Rational replacement van parts purchasing

Are we rational when it comes to choosing van parts?

We like to think of ourselves as rational beings. We are sensible and make logical choices. Perhaps in many areas of life we are; however, are we when it comes to choosing car parts? Consider this: You own a 5 year old van that needs a replacement part, where do you get it? The first impulse may be to go to the car dealer and get a part. It will be a brand new part. It will not be the cheapest option available. The cheapest option would probably be to get the same part from a van breaker. So chosing the discount priced replacement part would be the obvious choice. We don’t always operate like this.
We tend to add in justifications as to why the premium priced product is the right choice:

  • It is new from the dealer and is a genuine part; however, the part from the van dismantler is a genuine part from the same make of van.
  • It is new so guaranteed. Well, yes it is but for a limited period. The recycled part will be guaranteed too, perhaps not for so long. The thing is, is it worth paying a premium for this? If you are getting a 50% discount by purchasing a used part that is designed to last the life of your vehicle is it worth paying more for a new part that will probably outlast your van’s life? As importantly, the part only has to last the life of the van whilst in your ownership. Are you really going to be keeping the van until it is 11 or 12 years old? What price the premium of a new part now?
  • In the unlikely event that the used part fails sometime after the guarantee expires what price is a replacement? Another used part will probably still bring the total bill to less than a new part.
  • Are we paying a premium price for a new part for peace of mind? Quite probably, but peace of mind is not necessarily a function of logic but of emotion. A new part may be better at being a new part but it is not the certain cost effective choice it may seem.
  • We may argue that going to a dealer will mean instant availabilty of the required part. The assumption often made is that the dealer carries stock, well maybe. With the modern practice of lean supply chains the dealer will be carrying limited stock. Businesses generally cannot have capital tied up in depreciating parts sat on shelves. They will more as like have to order in the new part themselves from a central supplier or factor.
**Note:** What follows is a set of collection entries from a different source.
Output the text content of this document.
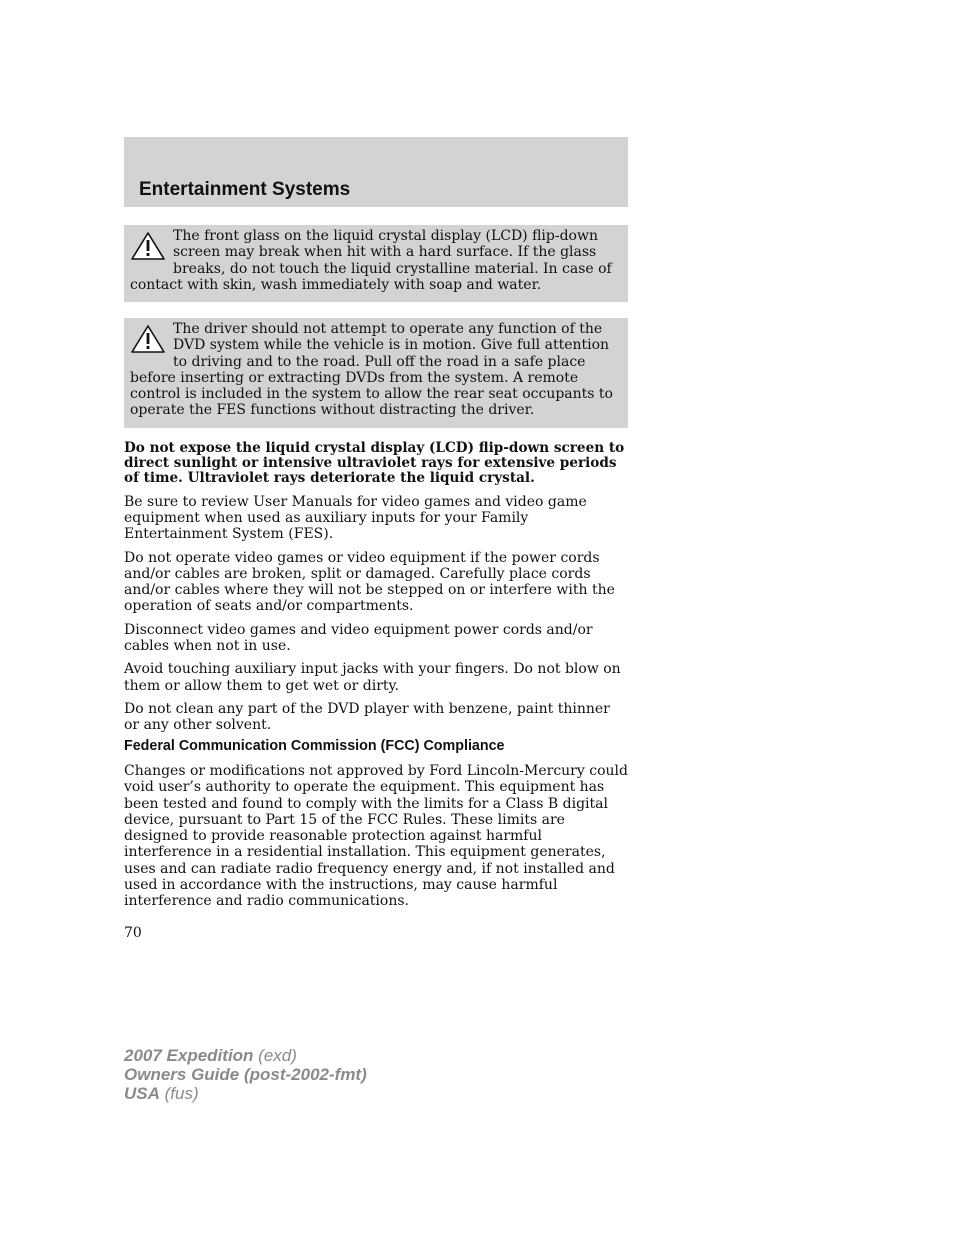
Entertainment Systems
The front glass on the liquid crystal display (LCD) flip-down screen may break when hit with a hard surface. If the glass breaks, do not touch the liquid crystalline material. In case of contact with skin, wash immediately with soap and water.
The driver should not attempt to operate any function of the DVD system while the vehicle is in motion. Give full attention to driving and to the road. Pull off the road in a safe place before inserting or extracting DVDs from the system. A remote control is included in the system to allow the rear seat occupants to operate the FES functions without distracting the driver.

Do not expose the liquid crystal display (LCD) flip-down screen to direct sunlight or intensive ultraviolet rays for extensive periods of time. Ultraviolet rays deteriorate the liquid crystal.

Be sure to review User Manuals for video games and video game equipment when used as auxiliary inputs for your Family Entertainment System (FES).

Do not operate video games or video equipment if the power cords and/or cables are broken, split or damaged. Carefully place cords and/or cables where they will not be stepped on or interfere with the operation of seats and/or compartments.

Disconnect video games and video equipment power cords and/or cables when not in use.

Avoid touching auxiliary input jacks with your fingers. Do not blow on them or allow them to get wet or dirty.

Do not clean any part of the DVD player with benzene, paint thinner or any other solvent.

Federal Communication Commission (FCC) Compliance

Changes or modifications not approved by Ford Lincoln-Mercury could void user’s authority to operate the equipment. This equipment has been tested and found to comply with the limits for a Class B digital device, pursuant to Part 15 of the FCC Rules. These limits are designed to provide reasonable protection against harmful interference in a residential installation. This equipment generates, uses and can radiate radio frequency energy and, if not installed and used in accordance with the instructions, may cause harmful interference and radio communications.

70
2007 Expedition (exd)
Owners Guide (post-2002-fmt)
USA (fus)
It may be a day or two before the part arrives with the dealer. The van breaker will either have the part or not and so will quote on that basis. If they have it they can dispatch the part the same day for a next day delivery. If you make an enquiry to the breaker first to check availability of discounted parts what do you lose apart from perhaps an hour or two?
  • We have an emotional attachment to our vehicles so we want to get the ‘best’ you can for our van. Well, very few of us have vehicles from new. It is more likely to be second hand – in effect every component of that vehicle is ‘used’ when you buy it. What is logical about buying new for your used van?
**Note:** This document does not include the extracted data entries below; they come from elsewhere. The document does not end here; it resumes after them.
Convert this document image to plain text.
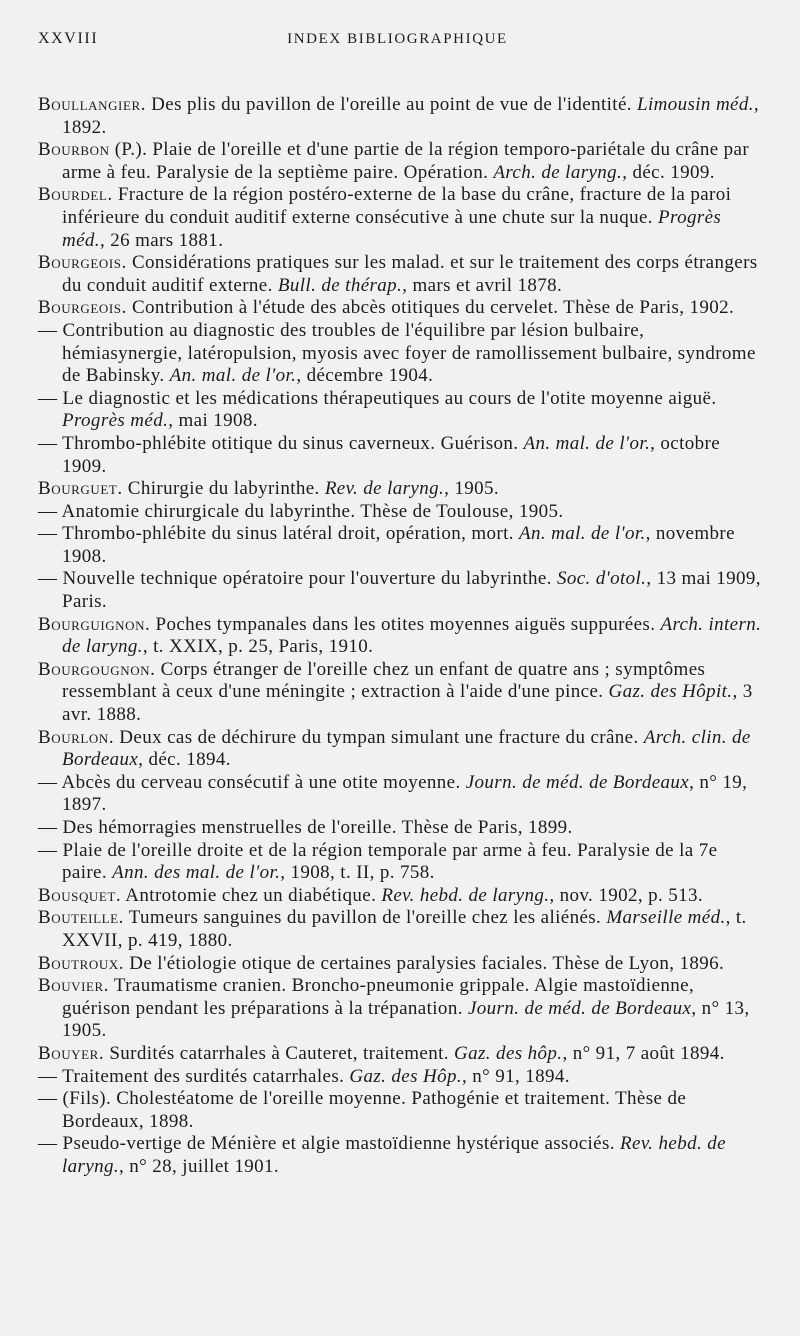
XXVIII	INDEX BIBLIOGRAPHIQUE
Boullangier. Des plis du pavillon de l'oreille au point de vue de l'identité. Limousin méd., 1892.
Bourbon (P.). Plaie de l'oreille et d'une partie de la région temporo-pariétale du crâne par arme à feu. Paralysie de la septième paire. Opération. Arch. de laryng., déc. 1909.
Bourdel. Fracture de la région postéro-externe de la base du crâne, fracture de la paroi inférieure du conduit auditif externe consécutive à une chute sur la nuque. Progrès méd., 26 mars 1881.
Bourgeois. Considérations pratiques sur les malad. et sur le traitement des corps étrangers du conduit auditif externe. Bull. de thérap., mars et avril 1878.
Bourgeois. Contribution à l'étude des abcès otitiques du cervelet. Thèse de Paris, 1902.
— Contribution au diagnostic des troubles de l'équilibre par lésion bulbaire, hémiasynergie, latéropulsion, myosis avec foyer de ramollissement bulbaire, syndrome de Babinsky. An. mal. de l'or., décembre 1904.
— Le diagnostic et les médications thérapeutiques au cours de l'otite moyenne aiguë. Progrès méd., mai 1908.
— Thrombo-phlébite otitique du sinus caverneux. Guérison. An. mal. de l'or., octobre 1909.
Bourguet. Chirurgie du labyrinthe. Rev. de laryng., 1905.
— Anatomie chirurgicale du labyrinthe. Thèse de Toulouse, 1905.
— Thrombo-phlébite du sinus latéral droit, opération, mort. An. mal. de l'or., novembre 1908.
— Nouvelle technique opératoire pour l'ouverture du labyrinthe. Soc. d'otol., 13 mai 1909, Paris.
Bourguignon. Poches tympanales dans les otites moyennes aiguës suppurées. Arch. intern. de laryng., t. XXIX, p. 25, Paris, 1910.
Bourgougnon. Corps étranger de l'oreille chez un enfant de quatre ans ; symptômes ressemblant à ceux d'une méningite ; extraction à l'aide d'une pince. Gaz. des Hôpit., 3 avr. 1888.
Bourlon. Deux cas de déchirure du tympan simulant une fracture du crâne. Arch. clin. de Bordeaux, déc. 1894.
— Abcès du cerveau consécutif à une otite moyenne. Journ. de méd. de Bordeaux, n° 19, 1897.
— Des hémorragies menstruelles de l'oreille. Thèse de Paris, 1899.
— Plaie de l'oreille droite et de la région temporale par arme à feu. Paralysie de la 7e paire. Ann. des mal. de l'or., 1908, t. II, p. 758.
Bousquet. Antrotomie chez un diabétique. Rev. hebd. de laryng., nov. 1902, p. 513.
Bouteille. Tumeurs sanguines du pavillon de l'oreille chez les aliénés. Marseille méd., t. XXVII, p. 419, 1880.
Boutroux. De l'étiologie otique de certaines paralysies faciales. Thèse de Lyon, 1896.
Bouvier. Traumatisme cranien. Broncho-pneumonie grippale. Algie mastoïdienne, guérison pendant les préparations à la trépanation. Journ. de méd. de Bordeaux, n° 13, 1905.
Bouyer. Surdités catarrhales à Cauteret, traitement. Gaz. des hôp., n° 91, 7 août 1894.
— Traitement des surdités catarrhales. Gaz. des Hôp., n° 91, 1894.
— (Fils). Cholestéatome de l'oreille moyenne. Pathogénie et traitement. Thèse de Bordeaux, 1898.
— Pseudo-vertige de Ménière et algie mastoïdienne hystérique associés. Rev. hebd. de laryng., n° 28, juillet 1901.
Rational specification when looking for a replacement part?

We get used to a certain way of doing things. If something needs replacing we get a new part to replace it. Here is the thing: Is it about the definition of ‘new’ that perhaps lets us down. Language can be so imprecise at times. What is needed is a replacement part, this does not have to mean ‘new’ as in unused but ‘new’ as in the next item needed in the timeline of the van. If we step back from the situation and define what is needed, stripped of emotion, we may get a specification like this:

The van requires a replacement part in order to make it function adequately again. The part should be correctly designed for the job required of it, on the balance of probabilities last for the duration of the expected ownership of the van, be available for purchase in a timely fashion, and be the least expensive part that satisfies the foregoing items.

It is merely the time/cost/quality question that we always face in life. The thing is we like the idea and emotion surrounding something that is new. We often make purchases that are irrational economically because they make us somehow feel good about ourselves, or we do it out of fear [fear of failure, fear of the unknown].
We all have limits on our time and money so why don’t we make economically rational decisions? The purchase of a new part is not necessarily a bad decision – it will get us the part we need but at a premium price. The premium is the difference in cost between the used part and the new part. Is the premium really giving better quality for longer? Do we really need ‘longer’, especially if ‘longer’ extends beyond your ownership or the life of the van?
It could just be that we, the consumer, aren’t aware that there is a more cost effective alternative. How can we make a rounded decision when purchasing our replacement van parts if we aren’t aware of the alternatives? Well, we are reading this so now we know there is another route to purchasing replacement parts for our van. We can get cheap/good value parts from scrap yards:

  • You don’t need to spend money on fuel going to the dealer as you can enquire on line.
  • You don’t need to visit a parts dealer as the parts can be delivered to you.
  • The parts are genuine as they come from a recycled vehicle like yours.
  • The parts come at a substantial discount.

If you want to get emotional about purchasing a replacement van part then get happy about buying the best value part you can at the right quality in good time.
What is better than feeling smug about recycling? When you’ve saved a bob or two doing it!